Data of 524 patients with a median age of 59 years and a median peritoneal cancer index of 7 (interquartile range: 3-12) were collected. A complete resection was possible in 505 patients; overall morbidity and 90-day mortality were 50.9% and 2.1%, respectively. PCI [hazard ratio (HR): 1.08], N1 stage (HR: 2.15), N2 stage (HR: 2.57), G3 stage (HR: 1.80) as well as KRAS (HR: 1.46) and BRAF (HR: 3.97) mutations were found to significantly impair survival after CRS/HIPEC on multivariate analyses. Mutations of RAS/RAF impaired survival independently of targeted treatment against EGFR. Consequently, a simple point-based risk score termed BIOSCOPE (BIOlogical Score of COlorectal PEritoneal metastasis) based on PCI, N-, G-, and RAS/RAF status was developed, which showed good discrimination [development area under the curve (AUC) = 0.72, validation AUC = 0.70], calibration (P = 0.401) and allowed categorization of patients into 4 groups with strongly divergent survival outcomes.
RAS/RAF mutations impair survival after CRS/HIPEC. The novel BIOSCOPE score reflects tumor biology, adequately stratifies long-term outcomes, and improves patient assessment and selection.
对于接受细胞减灭术(CRS)和腹腔热灌注化疗(HIPEC)的腹膜转移(PM)患者,充分选择仍然是获得成功长期预后的关键。反映肿瘤生物学的因素在选择过程中目前代表不足。RAS/RAF 突变在 PM 患者中的预后相关性仍不清楚。
回顾性收集了在 6 个欧洲三级中心接受结直肠 PM 手术的患者的生存数据,并通过 Cox 回归分析确定了生存的预测因素。开发了一个简单的基于点的风险评分,以允许患者选择和结果预测。
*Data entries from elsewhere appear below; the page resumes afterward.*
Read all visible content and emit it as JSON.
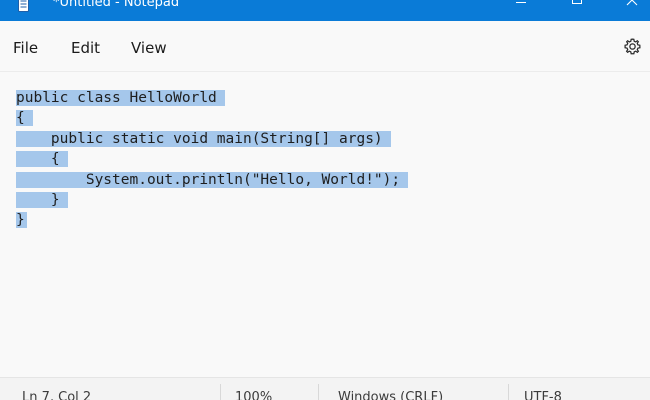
{
  "titlebar": {
    "title": "*Untitled - Notepad",
    "background": "#0a7bd7",
    "app_icon": "notepad-icon",
    "controls": [
      "minimize-icon",
      "maximize-icon",
      "close-icon"
    ]
  },
  "menu": {
    "items": [
      {
        "label": "File"
      },
      {
        "label": "Edit"
      },
      {
        "label": "View"
      }
    ],
    "settings_icon": "gear-icon"
  },
  "editor": {
    "selection_color": "#a5c7eb",
    "lines": [
      "public class HelloWorld",
      "{",
      "    public static void main(String[] args)",
      "    {",
      "        System.out.println(\"Hello, World!\");",
      "    }",
      "}"
    ]
  },
  "status": {
    "position": "Ln 7, Col 2",
    "zoom": "100%",
    "line_ending": "Windows (CRLF)",
    "encoding": "UTF-8"
  }
}
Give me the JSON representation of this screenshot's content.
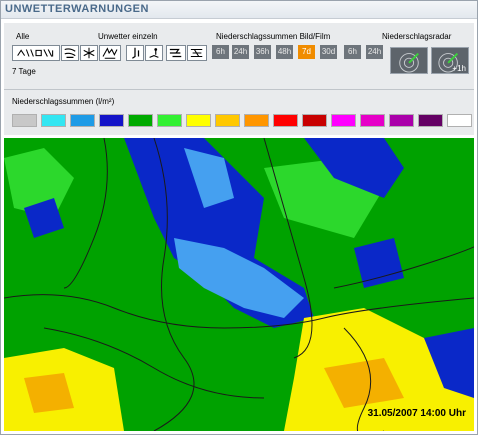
{
  "header": {
    "title": "UNWETTERWARNUNGEN"
  },
  "controls": {
    "all_label": "Alle",
    "single_label": "Unwetter einzeln",
    "precip_label": "Niederschlagssummen Bild/Film",
    "radar_label": "Niederschlagsradar",
    "period_label": "7 Tage",
    "time_buttons": [
      {
        "label": "6h",
        "active": false
      },
      {
        "label": "24h",
        "active": false
      },
      {
        "label": "36h",
        "active": false
      },
      {
        "label": "48h",
        "active": false
      },
      {
        "label": "7d",
        "active": true
      },
      {
        "label": "30d",
        "active": false
      },
      {
        "label": "6h",
        "active": false
      },
      {
        "label": "24h",
        "active": false
      }
    ],
    "warning_icons": [
      "all-warnings-icon",
      "storm-icon",
      "snow-icon",
      "thunderstorm-icon",
      "rain-icon",
      "heat-icon",
      "wind-icon",
      "fog-icon"
    ],
    "radar_buttons": [
      {
        "name": "radar-now-button",
        "label": ""
      },
      {
        "name": "radar-forecast-button",
        "label": "+1h"
      }
    ]
  },
  "legend": {
    "title": "Niederschlagssummen (l/m²)",
    "colors": [
      "#c8c8c8",
      "#33e6f2",
      "#1e9be6",
      "#1414c8",
      "#00aa00",
      "#32f032",
      "#ffff00",
      "#ffc800",
      "#ff9600",
      "#ff0000",
      "#c80000",
      "#ff00ff",
      "#e600c8",
      "#aa00aa",
      "#640064",
      "#ffffff"
    ]
  },
  "map": {
    "timestamp": "31.05/2007 14:00 Uhr",
    "colors": {
      "green": "#00a200",
      "light_green": "#2cd82c",
      "dark_blue": "#0a28c8",
      "light_blue": "#45a0f0",
      "yellow": "#f8f000",
      "orange": "#f4b000"
    }
  }
}
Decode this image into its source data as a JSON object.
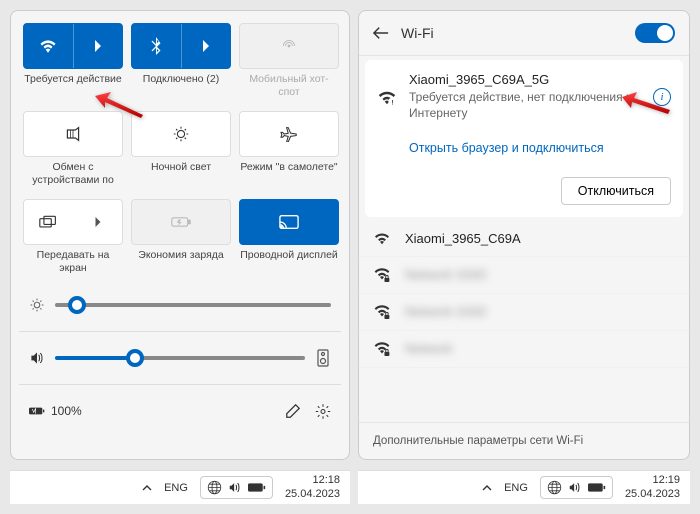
{
  "left": {
    "tiles_row1": [
      {
        "icon": "wifi",
        "label": "Требуется действие",
        "active": true,
        "split": true
      },
      {
        "icon": "bluetooth",
        "label": "Подключено (2)",
        "active": true,
        "split": true
      },
      {
        "icon": "hotspot",
        "label": "Мобильный хот-спот",
        "disabled": true,
        "split": false
      }
    ],
    "tiles_row2": [
      {
        "icon": "share",
        "label": "Обмен с устройствами по"
      },
      {
        "icon": "nightlight",
        "label": "Ночной свет"
      },
      {
        "icon": "airplane",
        "label": "Режим \"в самолете\""
      }
    ],
    "tiles_row3": [
      {
        "icon": "project",
        "label": "Передавать на экран",
        "split": true
      },
      {
        "icon": "battery-saver",
        "label": "Экономия заряда",
        "disabled": true
      },
      {
        "icon": "cast",
        "label": "Проводной дисплей",
        "active": true
      }
    ],
    "battery_text": "100%"
  },
  "right": {
    "title": "Wi-Fi",
    "current": {
      "name": "Xiaomi_3965_C69A_5G",
      "status": "Требуется действие, нет подключения к Интернету",
      "link": "Открыть браузер и подключиться",
      "disconnect": "Отключиться"
    },
    "networks": [
      {
        "name": "Xiaomi_3965_C69A",
        "locked": false
      },
      {
        "name": "hidden1",
        "locked": true,
        "blur": true
      },
      {
        "name": "hidden2",
        "locked": true,
        "blur": true
      },
      {
        "name": "hidden3",
        "locked": true,
        "blur": true
      }
    ],
    "footer": "Дополнительные параметры сети Wi-Fi"
  },
  "taskbar": {
    "lang": "ENG",
    "left": {
      "time": "12:18",
      "date": "25.04.2023"
    },
    "right": {
      "time": "12:19",
      "date": "25.04.2023"
    }
  }
}
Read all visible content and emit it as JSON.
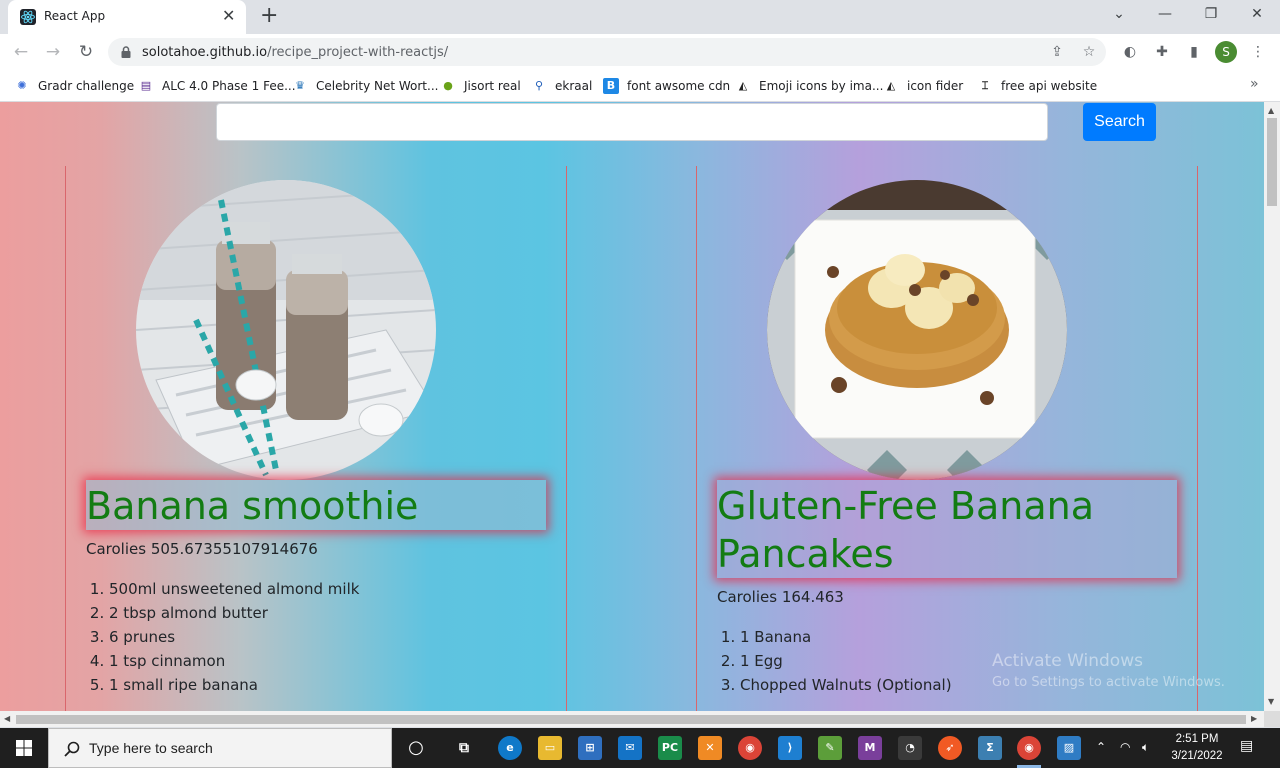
{
  "browser": {
    "tab_title": "React App",
    "url_host": "solotahoe.github.io",
    "url_path": "/recipe_project-with-reactjs/",
    "profile_initial": "S"
  },
  "bookmarks": [
    {
      "label": "Gradr challenge",
      "icon": "gradr-icon",
      "color": "#3d6fd9"
    },
    {
      "label": "ALC 4.0 Phase 1 Fee...",
      "icon": "alc-icon",
      "color": "#5b2d91"
    },
    {
      "label": "Celebrity Net Wort...",
      "icon": "crown-icon",
      "color": "#1f6fb5"
    },
    {
      "label": "Jisort real",
      "icon": "jisort-icon",
      "color": "#6aa319"
    },
    {
      "label": "ekraal",
      "icon": "ekraal-icon",
      "color": "#1c5bb8"
    },
    {
      "label": "font awsome cdn",
      "icon": "bootstrap-icon",
      "color": "#1e88e5"
    },
    {
      "label": "Emoji icons by ima...",
      "icon": "emoji-icon",
      "color": "#222222"
    },
    {
      "label": "icon fider",
      "icon": "iconfinder-icon",
      "color": "#222222"
    },
    {
      "label": "free api website",
      "icon": "api-icon",
      "color": "#222222"
    }
  ],
  "search": {
    "placeholder": "",
    "button_label": "Search"
  },
  "recipes": [
    {
      "title": "Banana smoothie",
      "calories": "Carolies 505.67355107914676",
      "ingredients": [
        "500ml unsweetened almond milk",
        "2 tbsp almond butter",
        "6 prunes",
        "1 tsp cinnamon",
        "1 small ripe banana"
      ]
    },
    {
      "title": "Gluten-Free Banana Pancakes",
      "calories": "Carolies 164.463",
      "ingredients": [
        "1 Banana",
        "1 Egg",
        "Chopped Walnuts (Optional)"
      ]
    }
  ],
  "watermark": {
    "line1": "Activate Windows",
    "line2": "Go to Settings to activate Windows."
  },
  "taskbar": {
    "search_placeholder": "Type here to search",
    "time": "2:51 PM",
    "date": "3/21/2022"
  }
}
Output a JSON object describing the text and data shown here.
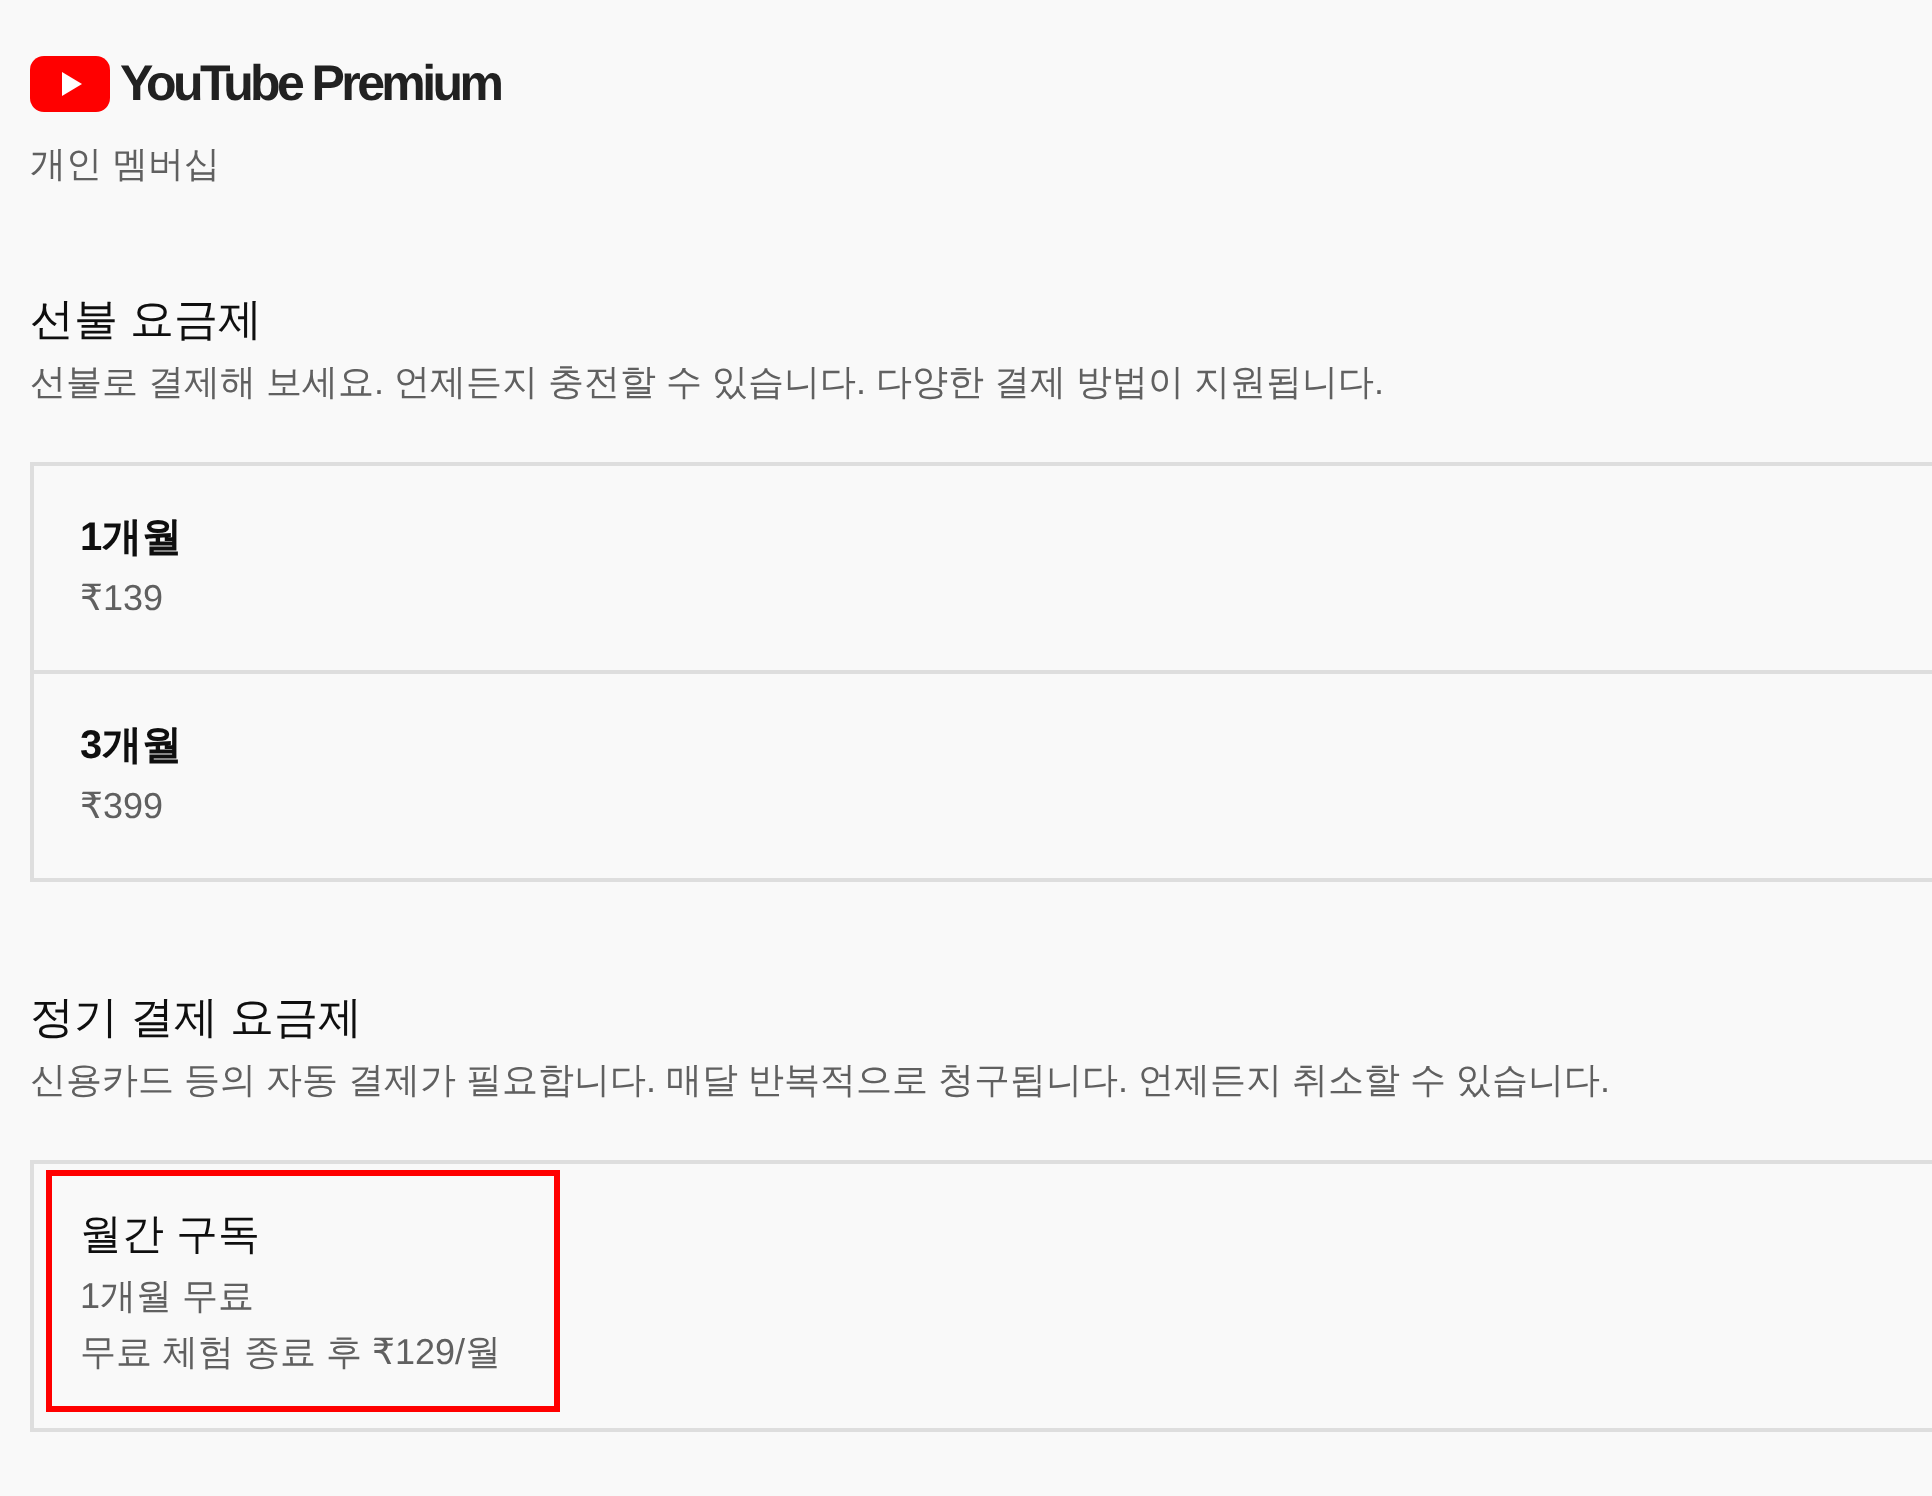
{
  "header": {
    "product": "YouTube Premium",
    "membership": "개인 멤버십"
  },
  "sections": [
    {
      "title": "선불 요금제",
      "description": "선불로 결제해 보세요. 언제든지 충전할 수 있습니다. 다양한 결제 방법이 지원됩니다.",
      "plans": [
        {
          "name": "1개월",
          "details": [
            "₹139"
          ],
          "highlighted": false
        },
        {
          "name": "3개월",
          "details": [
            "₹399"
          ],
          "highlighted": false
        }
      ]
    },
    {
      "title": "정기 결제 요금제",
      "description": "신용카드 등의 자동 결제가 필요합니다. 매달 반복적으로 청구됩니다. 언제든지 취소할 수 있습니다.",
      "plans": [
        {
          "name": "월간 구독",
          "details": [
            "1개월 무료",
            "무료 체험 종료 후 ₹129/월"
          ],
          "highlighted": true
        }
      ]
    }
  ]
}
共收集了 524 例中位年龄为 59 岁、腹膜癌指数中位值为 7(四分位距:3-12)的患者的数据。505 例患者可完全切除;总发病率和 90 天死亡率分别为 50.9%和 2.1%。多因素分析显示,PCI[风险比(HR):1.08]、N1 期(HR:2.15)、N2 期(HR:2.57)、G3 期(HR:1.80)以及 KRAS(HR:1.46)和 BRAF(HR:3.97)突变显著降低了 CRS/HIPEC 后的生存。RAS/RAF 突变独立于针对 EGFR 的靶向治疗而影响生存。因此,基于 PCI、N、G 和 RAS/RAF 状态,开发了一种简单的基于点的风险评分 BIOSCOPE(结直肠腹膜转移的生物学评分),该评分具有良好的区分度[开发区的曲线下面积(AUC)=0.72,验证 AUC=0.70]、校准(P=0.401),并允许将患者分为 4 组,具有明显不同的生存结果。
RAS/RAF 突变会影响 CRS/HIPEC 后的生存。新的 BIOSCOPE 评分反映了肿瘤生物学,充分分层了长期预后,并改善了患者评估和选择。